I figured it would be easy to get a replacement capacitor, so I checked the parts supplier Digi-Key. The good news was they had the exact capacitor listed. The bad news is they didn't have it in stock, and it would take 6 months to get it from the factory. Checking other parts catalogs, I found that this capacitor wasn't the easy-to-find commodity part I had expected, but a special short-and-wide capacitor designed to fit into the tight space, that nobody carried in stock. Too impatient to wait for 6 month delivery, I got a standard capacitor, which was the wrong size to mount nicely. I'll get no points for style, but I did manage to wedge it in place by putting it at a crazy angle. (I also put in new heat sink compound to replace the compound that I got all over my fingers.)
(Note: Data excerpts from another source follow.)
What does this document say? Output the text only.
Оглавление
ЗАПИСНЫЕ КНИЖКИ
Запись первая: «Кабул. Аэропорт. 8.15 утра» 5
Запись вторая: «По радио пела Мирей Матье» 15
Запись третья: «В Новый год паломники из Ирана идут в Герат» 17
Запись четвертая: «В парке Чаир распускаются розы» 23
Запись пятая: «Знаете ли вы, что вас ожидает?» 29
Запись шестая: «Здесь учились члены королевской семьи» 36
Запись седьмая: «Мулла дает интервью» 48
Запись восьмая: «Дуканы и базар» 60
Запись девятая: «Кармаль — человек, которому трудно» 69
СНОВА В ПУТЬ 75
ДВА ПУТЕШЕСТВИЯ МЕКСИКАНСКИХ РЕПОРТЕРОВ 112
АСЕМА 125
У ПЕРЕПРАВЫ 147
New capacitor installed in the radio
After replacing the radio, the radio wouldn't do anything because it needed the security code. Through surprising foresight, I actually had the code, and after putting the code in I found that the radio just gave me static. Oops, I forgot to connect the antennas to the radio. That was easy to fix, since I conveniently noticed before tightening up the security fasteners. With all the wires in place, I tried again and the radio seems to work as well as ever. It's always nice when one of my crazy projects actually works.

Update: no radio happiness

Unfortunately the radio quit working again after a couple days. I don't know if it has some deeper problem that killed the new capacitor too, or if the gunk from the old capacitor damaged something, but looks like it's time for a new radio. Oh well, I'll file this under less-successful-projects.